Revolut staje się najcenniejszą firmą fintech na świecie

3 godzin temu

Brytyjski neobank Revolut podniósł swoją wycenę do 75 miliardów dolarów (65 miliardów euro). „Ten kamień milowy dowodzi, iż wiodąca na świecie firma technologiczna może powstać w Europie” – napisał prezes Nikołaj Storoński (41) w serwisie biznesowym LinkedIn. Revolut został ostatnio wyceniony na 45 miliardów dolarów w sierpniu ubiegłego roku. Dzięki nowej wycenie firma staje się najcenniejszym fintechem na świecie.
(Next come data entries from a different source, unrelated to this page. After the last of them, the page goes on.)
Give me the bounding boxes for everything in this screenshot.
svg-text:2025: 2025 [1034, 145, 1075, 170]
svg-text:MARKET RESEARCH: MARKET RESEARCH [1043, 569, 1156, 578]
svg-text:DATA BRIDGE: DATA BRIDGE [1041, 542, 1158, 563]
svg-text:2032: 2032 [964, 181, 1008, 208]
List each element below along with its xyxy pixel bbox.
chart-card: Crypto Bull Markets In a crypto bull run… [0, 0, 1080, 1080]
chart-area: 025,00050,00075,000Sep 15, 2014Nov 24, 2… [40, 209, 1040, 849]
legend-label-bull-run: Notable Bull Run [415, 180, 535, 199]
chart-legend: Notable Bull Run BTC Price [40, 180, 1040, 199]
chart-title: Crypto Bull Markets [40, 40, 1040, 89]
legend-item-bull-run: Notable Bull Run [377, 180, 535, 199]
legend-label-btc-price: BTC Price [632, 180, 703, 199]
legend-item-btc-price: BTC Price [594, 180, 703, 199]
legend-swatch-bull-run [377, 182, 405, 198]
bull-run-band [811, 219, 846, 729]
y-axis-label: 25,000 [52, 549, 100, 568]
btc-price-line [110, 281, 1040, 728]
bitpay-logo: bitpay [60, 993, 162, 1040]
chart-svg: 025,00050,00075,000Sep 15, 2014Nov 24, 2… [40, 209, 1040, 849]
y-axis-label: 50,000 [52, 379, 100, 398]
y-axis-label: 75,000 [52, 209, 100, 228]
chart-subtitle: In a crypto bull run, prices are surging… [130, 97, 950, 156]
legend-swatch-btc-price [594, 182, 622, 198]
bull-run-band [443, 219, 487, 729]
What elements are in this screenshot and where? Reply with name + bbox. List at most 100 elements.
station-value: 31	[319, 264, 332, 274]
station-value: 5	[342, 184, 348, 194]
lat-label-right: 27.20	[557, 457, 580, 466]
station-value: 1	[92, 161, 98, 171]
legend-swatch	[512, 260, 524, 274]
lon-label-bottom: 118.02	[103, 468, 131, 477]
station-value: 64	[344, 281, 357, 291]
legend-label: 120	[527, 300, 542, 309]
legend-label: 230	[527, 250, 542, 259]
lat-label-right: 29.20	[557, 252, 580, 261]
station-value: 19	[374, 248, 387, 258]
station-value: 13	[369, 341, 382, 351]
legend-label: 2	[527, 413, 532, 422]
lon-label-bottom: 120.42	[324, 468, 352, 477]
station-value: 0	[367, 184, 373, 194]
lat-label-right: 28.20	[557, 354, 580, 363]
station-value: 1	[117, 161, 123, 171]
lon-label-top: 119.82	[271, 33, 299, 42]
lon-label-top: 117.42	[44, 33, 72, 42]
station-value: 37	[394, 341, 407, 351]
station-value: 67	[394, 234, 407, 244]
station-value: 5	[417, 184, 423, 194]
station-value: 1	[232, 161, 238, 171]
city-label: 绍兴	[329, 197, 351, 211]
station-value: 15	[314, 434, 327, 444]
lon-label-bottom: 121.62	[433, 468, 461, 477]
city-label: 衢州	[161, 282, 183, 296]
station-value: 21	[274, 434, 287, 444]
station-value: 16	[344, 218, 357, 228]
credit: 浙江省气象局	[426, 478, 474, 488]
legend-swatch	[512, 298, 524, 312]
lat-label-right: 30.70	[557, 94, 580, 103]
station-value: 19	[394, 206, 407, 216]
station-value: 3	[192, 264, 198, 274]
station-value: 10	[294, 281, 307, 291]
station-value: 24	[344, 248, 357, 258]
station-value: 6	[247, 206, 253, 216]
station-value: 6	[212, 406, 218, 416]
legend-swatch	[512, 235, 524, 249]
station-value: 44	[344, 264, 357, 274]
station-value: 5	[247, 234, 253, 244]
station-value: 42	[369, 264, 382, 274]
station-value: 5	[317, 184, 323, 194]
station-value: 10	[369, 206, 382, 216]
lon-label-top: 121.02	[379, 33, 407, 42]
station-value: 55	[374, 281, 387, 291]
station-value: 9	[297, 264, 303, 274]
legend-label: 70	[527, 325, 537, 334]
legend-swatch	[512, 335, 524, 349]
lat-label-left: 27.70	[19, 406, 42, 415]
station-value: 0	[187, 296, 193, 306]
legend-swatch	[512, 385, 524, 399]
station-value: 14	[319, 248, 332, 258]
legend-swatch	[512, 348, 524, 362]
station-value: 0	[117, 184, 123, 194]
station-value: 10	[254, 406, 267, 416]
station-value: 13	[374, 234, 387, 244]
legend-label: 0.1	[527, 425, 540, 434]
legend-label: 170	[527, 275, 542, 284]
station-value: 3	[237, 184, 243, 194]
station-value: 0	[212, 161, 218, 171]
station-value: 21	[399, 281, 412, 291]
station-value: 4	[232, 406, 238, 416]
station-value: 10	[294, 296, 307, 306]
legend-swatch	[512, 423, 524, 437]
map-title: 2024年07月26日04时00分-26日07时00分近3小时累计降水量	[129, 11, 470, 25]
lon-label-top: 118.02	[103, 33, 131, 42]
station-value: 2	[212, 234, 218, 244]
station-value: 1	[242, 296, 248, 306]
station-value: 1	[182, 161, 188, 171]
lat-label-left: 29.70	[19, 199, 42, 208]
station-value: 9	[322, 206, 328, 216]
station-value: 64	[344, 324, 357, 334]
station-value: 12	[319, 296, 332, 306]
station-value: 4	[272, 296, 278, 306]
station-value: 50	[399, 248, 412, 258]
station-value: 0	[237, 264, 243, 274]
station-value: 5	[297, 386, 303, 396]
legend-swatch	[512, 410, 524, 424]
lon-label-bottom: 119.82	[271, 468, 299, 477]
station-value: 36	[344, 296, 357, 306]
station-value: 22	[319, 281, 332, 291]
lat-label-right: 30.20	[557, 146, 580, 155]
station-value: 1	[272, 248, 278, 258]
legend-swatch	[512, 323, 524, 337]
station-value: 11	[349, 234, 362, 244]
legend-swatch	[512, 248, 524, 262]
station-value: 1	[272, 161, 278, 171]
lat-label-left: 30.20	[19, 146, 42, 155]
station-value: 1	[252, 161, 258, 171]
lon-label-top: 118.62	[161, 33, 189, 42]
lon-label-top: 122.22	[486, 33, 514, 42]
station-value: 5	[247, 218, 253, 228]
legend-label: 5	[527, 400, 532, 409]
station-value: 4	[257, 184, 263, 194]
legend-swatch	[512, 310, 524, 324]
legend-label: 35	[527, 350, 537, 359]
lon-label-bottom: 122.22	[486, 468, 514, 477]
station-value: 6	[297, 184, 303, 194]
Tłem dla tej transakcji jest zakończenie podwyższenia kapitału, za pomocą którego pracownicy firmy mogli sprzedać swoje akcje, jak ogłosiła firma. Transakcję prowadzili inwestorzy, m.in. Coatue, Greenoaks, Dragoneer oraz Fidelity Management and Research Company. Inicjatywę wsparła również firma venture capital Andreessen Horowitz. Ponadto, w transakcji uczestniczyła inwestycja NVentures, funduszu venture capital należącego do amerykańskiego producenta chipów Nvidia. Revolut nie ujawnił, czy i w jakim stopniu dotychczasowi inwestorzy sprzedali swoje akcje.

Według własnych danych, Revolut ma w tej chwili ponad 65 milionów klientów na całym świecie i w ubiegłym roku wygenerował przychody w wysokości 4 miliardów dolarów, co stanowi wzrost o 72% w porównaniu z rokiem poprzednim. Zysk przed opodatkowaniem wzrósł w tym samym okresie o 149% do 1,4 miliarda dolarów.

Brytyjski neobank został założony w 2015 roku przez Storonskiego i Vlada Yatsenko (42). Firma ogłosiła niedawno, iż uzyskała nowe licencje bankowe w Meksyku, Zjednoczonych Emiratach Arabskich i Indiach. Przygotowuje się również do wejścia na rynki w Argentynie, Kolumbii, RPA, Australii i Nowej Zelandii. Tymczasem ostateczna zgoda organów regulacyjnych na brytyjskim rynku macierzystym jest opóźniona od miesięcy.

Revolut walczy w tej chwili z silną konkurencją ze strony wielu rywali. Nie tylko szwedzki dostawca płatności Klarna coraz częściej oferuje produkty bankowe, ale także tradycyjni neobrokerzy, tacy jak Trade Republic i Scalable Capital, dostawcy płatności, tacy jak PayPal, oraz tradycyjne banki, takie jak hiszpański BBVA i amerykański JPMorgan Chase, dołączają do rywalizacji.